Results: Our results showed that pretreatment with Rk1 significantly decreased the levels of serum alanine aminotransferase, aspartate aminotransferase, tumor necrosis factor, and interleukin-1β compared with the APAP group. Meanwhile, hepatic antioxidants, including superoxide dismutase and glutathione, were elevated compared with the APAP group. In contrast, a significant decrease in levels of the lipid peroxidation product malondialdehyde was observed in the ginsenoside Rk1-treated group compared with the APAP group. These effects were associated with a significant increase of cytochrome P450 E1 and 4-hydroxynonenal levels in liver tissues. Moreover, ginsenoside Rk1 supplementation suppressed activation of apoptotic pathways by increasing Bcl-2 and decreasing Bax protein expression levels, which was shown using western blotting analysis. Histopathological observation also revealed that ginsenoside Rk1 pretreatment significantly reversed APAP-induced necrosis and inflammatory infiltration in liver tissues. Biological indicators of nitrative stress, such as 3-nitrotyrosine, were also inhibited after pretreatment with Rk1 compared with the APAP group.
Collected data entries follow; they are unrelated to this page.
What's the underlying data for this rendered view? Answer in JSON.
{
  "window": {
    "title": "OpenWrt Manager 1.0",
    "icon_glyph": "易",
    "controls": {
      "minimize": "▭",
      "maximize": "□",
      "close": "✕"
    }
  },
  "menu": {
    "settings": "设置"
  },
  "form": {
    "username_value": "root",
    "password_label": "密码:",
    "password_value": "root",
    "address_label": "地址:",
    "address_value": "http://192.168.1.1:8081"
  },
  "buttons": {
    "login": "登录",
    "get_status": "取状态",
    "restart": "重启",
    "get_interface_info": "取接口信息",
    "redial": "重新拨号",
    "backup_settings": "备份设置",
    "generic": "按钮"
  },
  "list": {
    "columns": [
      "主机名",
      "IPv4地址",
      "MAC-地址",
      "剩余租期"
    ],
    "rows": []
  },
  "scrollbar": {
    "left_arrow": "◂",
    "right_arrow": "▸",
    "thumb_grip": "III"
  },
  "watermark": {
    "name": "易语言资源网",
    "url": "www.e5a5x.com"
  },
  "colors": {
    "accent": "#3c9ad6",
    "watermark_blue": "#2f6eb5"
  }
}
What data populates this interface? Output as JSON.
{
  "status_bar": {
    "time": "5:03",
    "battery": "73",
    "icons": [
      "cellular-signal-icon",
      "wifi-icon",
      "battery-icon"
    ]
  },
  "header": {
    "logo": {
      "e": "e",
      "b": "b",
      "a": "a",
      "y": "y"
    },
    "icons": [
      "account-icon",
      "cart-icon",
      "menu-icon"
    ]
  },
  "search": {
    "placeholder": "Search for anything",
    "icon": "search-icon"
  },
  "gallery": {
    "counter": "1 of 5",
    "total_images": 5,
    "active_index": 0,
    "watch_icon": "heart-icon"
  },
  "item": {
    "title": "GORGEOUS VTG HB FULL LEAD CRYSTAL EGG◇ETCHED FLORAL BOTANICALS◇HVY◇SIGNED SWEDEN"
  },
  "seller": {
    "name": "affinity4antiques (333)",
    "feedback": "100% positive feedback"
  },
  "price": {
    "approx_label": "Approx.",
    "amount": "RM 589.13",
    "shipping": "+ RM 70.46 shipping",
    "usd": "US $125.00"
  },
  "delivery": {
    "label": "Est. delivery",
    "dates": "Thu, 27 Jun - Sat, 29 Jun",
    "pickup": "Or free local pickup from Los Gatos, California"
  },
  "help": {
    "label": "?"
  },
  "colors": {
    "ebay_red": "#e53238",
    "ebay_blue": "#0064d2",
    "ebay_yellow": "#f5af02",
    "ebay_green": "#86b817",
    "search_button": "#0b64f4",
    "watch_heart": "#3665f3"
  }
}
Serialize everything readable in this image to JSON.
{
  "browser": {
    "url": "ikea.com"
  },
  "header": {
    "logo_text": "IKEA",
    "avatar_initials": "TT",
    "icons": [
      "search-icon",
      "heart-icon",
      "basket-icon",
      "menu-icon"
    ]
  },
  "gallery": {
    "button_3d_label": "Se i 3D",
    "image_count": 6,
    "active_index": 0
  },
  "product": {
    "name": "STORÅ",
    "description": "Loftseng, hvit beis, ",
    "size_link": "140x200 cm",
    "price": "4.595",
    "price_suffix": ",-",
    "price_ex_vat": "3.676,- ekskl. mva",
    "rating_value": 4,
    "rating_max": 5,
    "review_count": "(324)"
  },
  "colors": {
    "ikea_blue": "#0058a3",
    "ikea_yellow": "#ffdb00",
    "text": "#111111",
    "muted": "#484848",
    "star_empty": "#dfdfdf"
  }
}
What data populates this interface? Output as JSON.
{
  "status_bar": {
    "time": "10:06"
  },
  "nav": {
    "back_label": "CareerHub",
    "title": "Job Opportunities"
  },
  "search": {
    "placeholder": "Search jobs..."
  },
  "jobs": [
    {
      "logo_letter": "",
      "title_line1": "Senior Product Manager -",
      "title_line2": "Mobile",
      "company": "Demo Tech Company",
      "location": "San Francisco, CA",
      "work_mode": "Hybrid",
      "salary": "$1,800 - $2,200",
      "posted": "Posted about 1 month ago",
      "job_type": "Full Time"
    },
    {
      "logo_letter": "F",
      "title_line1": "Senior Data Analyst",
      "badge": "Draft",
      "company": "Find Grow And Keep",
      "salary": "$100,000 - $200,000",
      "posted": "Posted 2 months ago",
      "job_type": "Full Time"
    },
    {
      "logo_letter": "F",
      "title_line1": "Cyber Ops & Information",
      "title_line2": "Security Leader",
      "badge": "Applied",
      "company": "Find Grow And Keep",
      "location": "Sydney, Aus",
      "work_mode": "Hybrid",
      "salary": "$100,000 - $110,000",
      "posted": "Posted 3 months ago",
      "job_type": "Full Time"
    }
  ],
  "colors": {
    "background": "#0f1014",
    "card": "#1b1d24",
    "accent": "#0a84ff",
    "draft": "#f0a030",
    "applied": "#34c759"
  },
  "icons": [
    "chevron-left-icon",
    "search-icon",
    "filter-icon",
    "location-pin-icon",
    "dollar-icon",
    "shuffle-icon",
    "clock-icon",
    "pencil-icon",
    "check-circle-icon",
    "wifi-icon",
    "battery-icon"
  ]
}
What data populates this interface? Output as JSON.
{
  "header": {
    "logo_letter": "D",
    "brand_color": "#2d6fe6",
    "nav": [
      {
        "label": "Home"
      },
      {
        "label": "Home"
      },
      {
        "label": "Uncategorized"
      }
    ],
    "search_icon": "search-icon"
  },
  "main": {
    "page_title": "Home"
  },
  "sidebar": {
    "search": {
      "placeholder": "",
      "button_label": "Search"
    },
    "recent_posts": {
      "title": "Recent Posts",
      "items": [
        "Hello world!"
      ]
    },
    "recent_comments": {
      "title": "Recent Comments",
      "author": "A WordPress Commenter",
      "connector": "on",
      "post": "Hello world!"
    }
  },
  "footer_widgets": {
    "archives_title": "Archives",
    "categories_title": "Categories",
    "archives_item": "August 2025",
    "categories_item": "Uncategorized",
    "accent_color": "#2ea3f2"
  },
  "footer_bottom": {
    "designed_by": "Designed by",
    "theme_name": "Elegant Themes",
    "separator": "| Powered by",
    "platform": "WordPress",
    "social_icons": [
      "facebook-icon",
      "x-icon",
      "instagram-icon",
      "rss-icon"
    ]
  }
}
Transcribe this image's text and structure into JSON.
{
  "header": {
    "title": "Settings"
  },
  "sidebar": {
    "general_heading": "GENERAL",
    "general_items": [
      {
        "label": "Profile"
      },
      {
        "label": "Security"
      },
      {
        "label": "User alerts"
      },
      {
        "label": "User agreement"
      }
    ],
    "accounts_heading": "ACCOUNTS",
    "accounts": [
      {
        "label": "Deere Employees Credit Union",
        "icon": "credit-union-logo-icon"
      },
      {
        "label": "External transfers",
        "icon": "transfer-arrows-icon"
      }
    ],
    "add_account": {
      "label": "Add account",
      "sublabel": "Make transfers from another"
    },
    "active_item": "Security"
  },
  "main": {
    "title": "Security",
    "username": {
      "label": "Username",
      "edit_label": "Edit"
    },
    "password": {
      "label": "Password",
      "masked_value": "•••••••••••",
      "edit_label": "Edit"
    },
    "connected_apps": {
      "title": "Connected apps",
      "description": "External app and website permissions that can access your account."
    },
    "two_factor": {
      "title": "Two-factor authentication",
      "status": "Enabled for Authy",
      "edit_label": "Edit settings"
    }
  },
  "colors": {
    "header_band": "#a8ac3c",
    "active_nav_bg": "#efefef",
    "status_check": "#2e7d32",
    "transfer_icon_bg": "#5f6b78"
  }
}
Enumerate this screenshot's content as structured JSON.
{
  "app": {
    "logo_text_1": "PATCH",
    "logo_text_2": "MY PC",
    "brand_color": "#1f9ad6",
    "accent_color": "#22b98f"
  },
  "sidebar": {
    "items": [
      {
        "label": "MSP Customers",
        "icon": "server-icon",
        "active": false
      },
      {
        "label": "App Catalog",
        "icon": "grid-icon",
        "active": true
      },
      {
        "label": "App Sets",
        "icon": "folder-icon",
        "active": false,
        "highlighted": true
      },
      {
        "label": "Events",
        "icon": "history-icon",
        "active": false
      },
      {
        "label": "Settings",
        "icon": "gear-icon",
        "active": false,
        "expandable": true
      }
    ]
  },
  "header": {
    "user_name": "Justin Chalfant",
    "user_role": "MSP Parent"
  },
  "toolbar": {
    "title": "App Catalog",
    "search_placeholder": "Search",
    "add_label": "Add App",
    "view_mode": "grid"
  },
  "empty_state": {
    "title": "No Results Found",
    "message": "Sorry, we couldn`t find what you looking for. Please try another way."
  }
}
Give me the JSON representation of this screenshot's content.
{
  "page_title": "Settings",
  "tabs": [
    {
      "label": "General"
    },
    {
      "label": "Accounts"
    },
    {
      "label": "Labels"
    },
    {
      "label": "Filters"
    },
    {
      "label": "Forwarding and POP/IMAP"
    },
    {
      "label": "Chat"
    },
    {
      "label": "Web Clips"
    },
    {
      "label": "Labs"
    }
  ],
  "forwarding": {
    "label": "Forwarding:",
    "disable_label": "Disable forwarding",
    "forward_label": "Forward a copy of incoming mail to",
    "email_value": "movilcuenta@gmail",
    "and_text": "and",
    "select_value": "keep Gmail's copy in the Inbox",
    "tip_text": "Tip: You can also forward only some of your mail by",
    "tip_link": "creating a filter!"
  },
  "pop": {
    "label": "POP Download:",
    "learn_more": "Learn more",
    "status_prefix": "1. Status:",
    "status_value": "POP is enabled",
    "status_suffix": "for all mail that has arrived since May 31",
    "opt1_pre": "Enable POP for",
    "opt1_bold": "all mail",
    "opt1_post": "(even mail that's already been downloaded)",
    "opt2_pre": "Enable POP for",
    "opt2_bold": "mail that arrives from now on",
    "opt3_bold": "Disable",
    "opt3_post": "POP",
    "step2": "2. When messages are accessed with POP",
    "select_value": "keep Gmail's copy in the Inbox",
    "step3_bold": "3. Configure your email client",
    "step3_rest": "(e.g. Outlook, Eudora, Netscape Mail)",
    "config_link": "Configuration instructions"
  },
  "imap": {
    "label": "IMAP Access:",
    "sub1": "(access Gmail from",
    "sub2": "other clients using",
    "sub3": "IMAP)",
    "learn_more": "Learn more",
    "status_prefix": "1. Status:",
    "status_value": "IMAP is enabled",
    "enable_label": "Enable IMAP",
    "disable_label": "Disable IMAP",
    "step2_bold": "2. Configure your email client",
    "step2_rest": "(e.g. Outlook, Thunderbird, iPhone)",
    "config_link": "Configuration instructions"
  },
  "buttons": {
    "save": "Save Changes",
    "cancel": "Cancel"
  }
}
Conclusion: The results clearly suggest that the underlying molecular mechanisms in the hepatoprotection of ginsenoside Rk1 in APAP-induced hepatotoxicity may be due to its antioxidation, antiapoptosis, anti-inflammation, and antinitrative effects.

Keywords: APAP-induced hepatotoxicity; anti-apoptosis; anti-inflammation; ginsenoside Rk1; oxidative stress.

Fig. 1

Pretreatment with Rk1 protected against APAP-induced liver injury. (A) Experimental design of the hepatoprotective effect of Rk1 on APAP-induced liver injury in mice. (B) The levels of GSH, MDA and SOD in liver tissues of mice (B). All data are expressed as the mean ± standard deviation, n = 8. **p < 0.01 versus normal group; ^#p < 0.05 versus APAP group; ^##p < 0.01. APAP, paracetamol; GSH, glutathione; MDA, malondialdehyde; prot, protein; SOD, superoxide dismutase.

Fig. 2

Pretreatment with Rk1 protected against APAP-induced liver injury. (A) 4-hydroxynonenal (4-HNE), (B) cytochrome P450 E1 (CYP2E1), and (C) 3-nitrotyrosine (3-NT). The expression levels of 4-HNE, CYP2E1 (green) and 3-NT (red) in tissue sections isolated from different groups were assessed by immunofluorescence. Representative immunofluorescence images were taken at 200×. 4′, 6-diamidino-2-phenylindole (DAPI) (blue) was used as a nuclear counterstain. All data are expressed as the mean ± standard deviation, n = 8. **p < 0.01 versus normal group; ^##p < 0.01 versus APAP group. APAP, paracetamol.

Fig. 3

Pretreatment with Rk1 protected against APAP-induced inflammatory cytokines. The levels of (A) tumor necrosis factor-α (TNF)-α and (B) interleukin-1β (IL)-1β in the serum of mice. All data are expressed as the mean ± standard deviation, n = 8. *p < 0.05 versus normal group; **p < 0.01; ^#p < 0.05 versus APAP group; ^##p < 0.01. APAP, paracetamol.

Fig. 4

Pretreatment with Rk1 protected against APAP-induced liver of Rk1 on the expression of: (A, E) nitric oxide synthase (iNOS), (B, F) cyclooxygenase-2 (COX-2), (C, G) Bax, and (D, H) Bcl-2. The protein expression was examined by immunohistochemistry. All data are expressed as the mean ± standard deviation, n = 8. **p < 0.01 versus normal group; ^#p < 0.05 versus APAP group; ^##p < 0.01. APAP, paracetamol.

Fig. 5

Histological examination of morphological changes in liver tissues. Liver tissues stained with (A) hematoxylin–eosin (100×, 400×); (B) Hoechst 33258 (100×, 400×) and (D) the percentage of apoptosis; (C) TUNEL (400×) and (E) the presence of TUNEL-positive cells (E). Arrows show necrotic and apoptotic cells. All data are expressed as the mean ± standard deviation, n = 8. **p < 0.01 versus normal group; ^#p < 0.05 versus APAP group; ^##p < 0.01. APAP, paracetamol; TUNEL, terminal deoxynucleotidyl transferase dUTP nick end labeling.

Fig. 6

Protein expression of Bax and Bcl-2. (A) Effects of Rk1 on the protein expression of Bax and Bcl-2. (B) Results quantified from Bax and Bcl-2 band intensities. The protein expression was examined using western blotting analysis in liver tissues. All data are expressed as the mean ± standard deviation, n = 8. *p < 0.05 versus normal group; **p < 0.01; ^#p < 0.05 versus APAP group; ^##p < 0.01. APAP, paracetamol.